Tam bir hafta sonra güvercin tekrar gemiden uçup geri dönmeyince, Nuh geminin üzerindeki örtüyü kaldırır açar ve geminin kuru toprak üzerinde oturmuş olduğunu görür.
Tanrı Nuh’a, “ Artık ailenle beraber gemiden çıkabilirsin ” der. “ Tüm hayvanlar da yeryüzüne dağılabilir ve eşleşebilir. Bundan böyle ürünlerinizi ekip biçebileceğiniz mevsimler olacak, ” diye duyurur.

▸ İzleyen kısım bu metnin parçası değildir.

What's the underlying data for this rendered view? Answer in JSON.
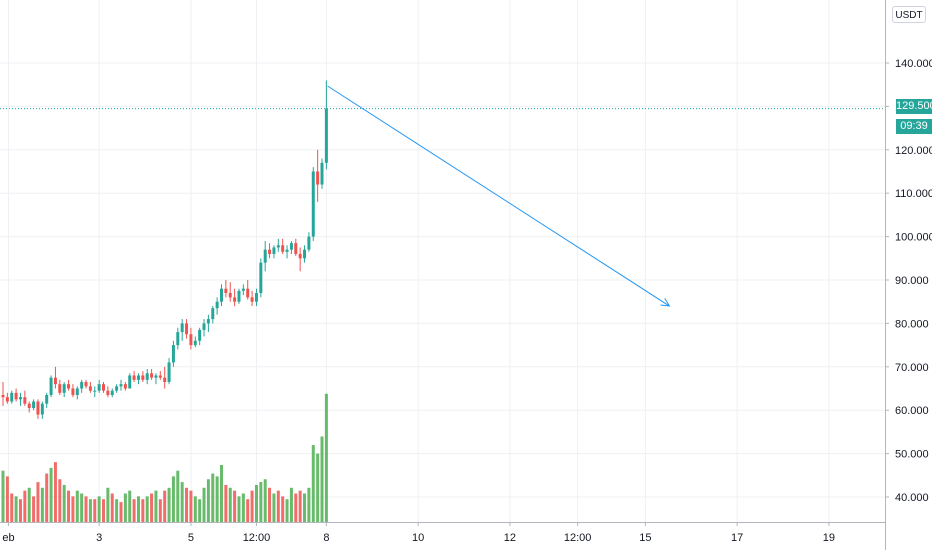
{
  "currency": "USDT",
  "last_price_label": "129.500",
  "countdown_label": "09:39",
  "colors": {
    "up": "#26a69a",
    "down": "#ef5350",
    "vol_up": "#4caf50",
    "vol_down": "#ef5350",
    "arrow": "#2196f3",
    "grid": "#eef0f3",
    "price_line": "#26a69a"
  },
  "chart_data": {
    "type": "candlestick",
    "title": "",
    "ylim": [
      32,
      146
    ],
    "grid": true,
    "y_ticks": [
      "140.000",
      "130.000",
      "120.000",
      "110.000",
      "100.000",
      "90.000",
      "80.000",
      "70.000",
      "60.000",
      "50.000",
      "40.000"
    ],
    "x_ticks": [
      {
        "label": "eb",
        "t": 1.25
      },
      {
        "label": "3",
        "t": 22
      },
      {
        "label": "5",
        "t": 43
      },
      {
        "label": "12:00",
        "t": 58
      },
      {
        "label": "8",
        "t": 74
      },
      {
        "label": "10",
        "t": 95
      },
      {
        "label": "12",
        "t": 116
      },
      {
        "label": "12:00",
        "t": 131.5
      },
      {
        "label": "15",
        "t": 147
      },
      {
        "label": "17",
        "t": 168
      },
      {
        "label": "19",
        "t": 189
      }
    ],
    "last_price": 129.5,
    "forecast_arrow": {
      "from": {
        "t": 74.25,
        "y": 134.7
      },
      "to": {
        "t": 152.5,
        "y": 84.0
      }
    },
    "candles": [
      [
        63.5,
        66.5,
        61,
        63
      ],
      [
        63,
        64,
        61.5,
        62
      ],
      [
        62,
        64.5,
        61.5,
        64
      ],
      [
        64,
        65,
        62,
        62.5
      ],
      [
        62.5,
        64,
        61,
        63
      ],
      [
        63,
        64.5,
        61,
        61.5
      ],
      [
        61.5,
        62,
        59.5,
        60.5
      ],
      [
        60.5,
        62.5,
        60,
        62
      ],
      [
        62,
        62.5,
        58,
        59
      ],
      [
        59,
        62,
        58,
        61.5
      ],
      [
        61.5,
        64,
        60.5,
        63.5
      ],
      [
        63.5,
        68,
        63,
        67.5
      ],
      [
        67.5,
        70,
        65,
        66
      ],
      [
        66,
        67,
        63.5,
        64
      ],
      [
        64,
        66.5,
        63,
        66
      ],
      [
        66,
        67,
        64.5,
        65
      ],
      [
        65,
        66,
        63,
        63.5
      ],
      [
        63.5,
        65.5,
        62.5,
        65
      ],
      [
        65,
        67,
        64,
        66.5
      ],
      [
        66.5,
        67,
        65,
        65.5
      ],
      [
        65.5,
        66.5,
        64,
        64.5
      ],
      [
        64.5,
        65.5,
        63,
        64.5
      ],
      [
        64.5,
        67,
        64,
        66
      ],
      [
        66,
        66.5,
        64,
        64.5
      ],
      [
        64.5,
        65.5,
        63,
        63.5
      ],
      [
        63.5,
        65,
        63,
        64.5
      ],
      [
        64.5,
        66,
        64,
        65.5
      ],
      [
        65.5,
        67,
        64.5,
        66
      ],
      [
        66,
        66.5,
        64.5,
        65
      ],
      [
        65,
        68.5,
        65,
        68
      ],
      [
        68,
        69,
        66.5,
        67
      ],
      [
        67,
        68.5,
        66,
        68
      ],
      [
        68,
        69,
        66.5,
        67
      ],
      [
        67,
        69.5,
        66,
        68.5
      ],
      [
        68.5,
        69.5,
        67,
        67.5
      ],
      [
        67.5,
        68.5,
        66,
        68
      ],
      [
        68,
        69,
        67,
        67.5
      ],
      [
        67.5,
        70,
        65,
        66.5
      ],
      [
        66.5,
        72,
        66,
        71
      ],
      [
        71,
        76,
        70,
        75
      ],
      [
        75,
        79,
        74,
        78
      ],
      [
        78,
        81,
        76,
        80
      ],
      [
        80,
        81,
        76.5,
        77.5
      ],
      [
        77.5,
        79,
        74,
        75
      ],
      [
        75,
        77,
        74.5,
        76
      ],
      [
        76,
        79,
        75,
        78.5
      ],
      [
        78.5,
        81,
        77,
        80
      ],
      [
        80,
        82,
        78,
        81
      ],
      [
        81,
        84,
        80,
        83.5
      ],
      [
        83.5,
        86,
        82,
        85
      ],
      [
        85,
        89,
        84,
        88
      ],
      [
        88,
        90,
        86,
        87
      ],
      [
        87,
        89.5,
        85,
        86
      ],
      [
        86,
        88,
        84,
        85
      ],
      [
        85,
        88,
        84.5,
        87.5
      ],
      [
        87.5,
        89,
        86.5,
        88
      ],
      [
        88,
        90,
        85.5,
        86
      ],
      [
        86,
        87.5,
        84,
        85
      ],
      [
        85,
        88,
        84,
        87
      ],
      [
        87,
        95,
        86,
        94
      ],
      [
        94,
        99,
        92,
        97
      ],
      [
        97,
        98.5,
        95,
        96
      ],
      [
        96,
        98,
        95,
        97.5
      ],
      [
        97.5,
        99.5,
        96.5,
        98
      ],
      [
        98,
        99.5,
        96,
        96.5
      ],
      [
        96.5,
        98,
        95,
        97
      ],
      [
        97,
        99,
        96,
        98.5
      ],
      [
        98.5,
        99.5,
        95.5,
        96
      ],
      [
        96,
        97.5,
        92,
        95
      ],
      [
        95,
        98,
        94,
        97
      ],
      [
        97,
        101,
        96.5,
        100
      ],
      [
        100,
        116,
        99,
        115
      ],
      [
        115,
        120,
        108,
        112
      ],
      [
        112,
        118,
        111,
        117
      ],
      [
        117,
        136,
        115.5,
        129.5
      ]
    ],
    "volumes": [
      [
        18,
        "up"
      ],
      [
        16,
        "down"
      ],
      [
        10,
        "down"
      ],
      [
        9,
        "up"
      ],
      [
        8,
        "down"
      ],
      [
        11,
        "down"
      ],
      [
        12,
        "up"
      ],
      [
        9,
        "down"
      ],
      [
        14,
        "down"
      ],
      [
        12,
        "up"
      ],
      [
        17,
        "down"
      ],
      [
        19,
        "up"
      ],
      [
        21,
        "down"
      ],
      [
        15,
        "down"
      ],
      [
        13,
        "up"
      ],
      [
        11,
        "down"
      ],
      [
        9,
        "down"
      ],
      [
        11,
        "up"
      ],
      [
        10,
        "up"
      ],
      [
        9,
        "down"
      ],
      [
        8,
        "up"
      ],
      [
        8,
        "down"
      ],
      [
        9,
        "up"
      ],
      [
        8,
        "down"
      ],
      [
        12,
        "up"
      ],
      [
        10,
        "down"
      ],
      [
        8,
        "up"
      ],
      [
        7,
        "down"
      ],
      [
        10,
        "up"
      ],
      [
        11,
        "up"
      ],
      [
        8,
        "down"
      ],
      [
        9,
        "up"
      ],
      [
        8,
        "down"
      ],
      [
        9,
        "up"
      ],
      [
        10,
        "down"
      ],
      [
        11,
        "up"
      ],
      [
        8,
        "down"
      ],
      [
        11,
        "down"
      ],
      [
        12,
        "up"
      ],
      [
        16,
        "up"
      ],
      [
        18,
        "up"
      ],
      [
        14,
        "up"
      ],
      [
        12,
        "down"
      ],
      [
        11,
        "down"
      ],
      [
        9,
        "up"
      ],
      [
        8,
        "up"
      ],
      [
        12,
        "up"
      ],
      [
        15,
        "up"
      ],
      [
        17,
        "up"
      ],
      [
        16,
        "up"
      ],
      [
        20,
        "up"
      ],
      [
        13,
        "down"
      ],
      [
        12,
        "up"
      ],
      [
        11,
        "down"
      ],
      [
        9,
        "up"
      ],
      [
        10,
        "up"
      ],
      [
        8,
        "down"
      ],
      [
        11,
        "down"
      ],
      [
        13,
        "up"
      ],
      [
        14,
        "up"
      ],
      [
        15,
        "up"
      ],
      [
        12,
        "down"
      ],
      [
        10,
        "up"
      ],
      [
        11,
        "down"
      ],
      [
        9,
        "down"
      ],
      [
        8,
        "up"
      ],
      [
        12,
        "up"
      ],
      [
        10,
        "down"
      ],
      [
        11,
        "down"
      ],
      [
        10,
        "up"
      ],
      [
        12,
        "up"
      ],
      [
        27,
        "up"
      ],
      [
        24,
        "up"
      ],
      [
        30,
        "up"
      ],
      [
        45,
        "up"
      ]
    ]
  }
}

Nuh, bunun üzerine geminin kapısını açar, herkes sıra sıra dışarı çıkar. Gökyüzünde güneş çıkmış, sular çekilmiş, nihayet toprak görünmüştür. Nuh, bu hikâyede olan bitenler ve gemidekilerin kurtuluşları için Tanrı’ya yürekten şükreder. Tam o sırada gökte boydan boya bir gökkuşağı belirir. İşte böylece tufandan kurtulanlar yeryüzüne yayılırlar ve yaşam yeniden başlar.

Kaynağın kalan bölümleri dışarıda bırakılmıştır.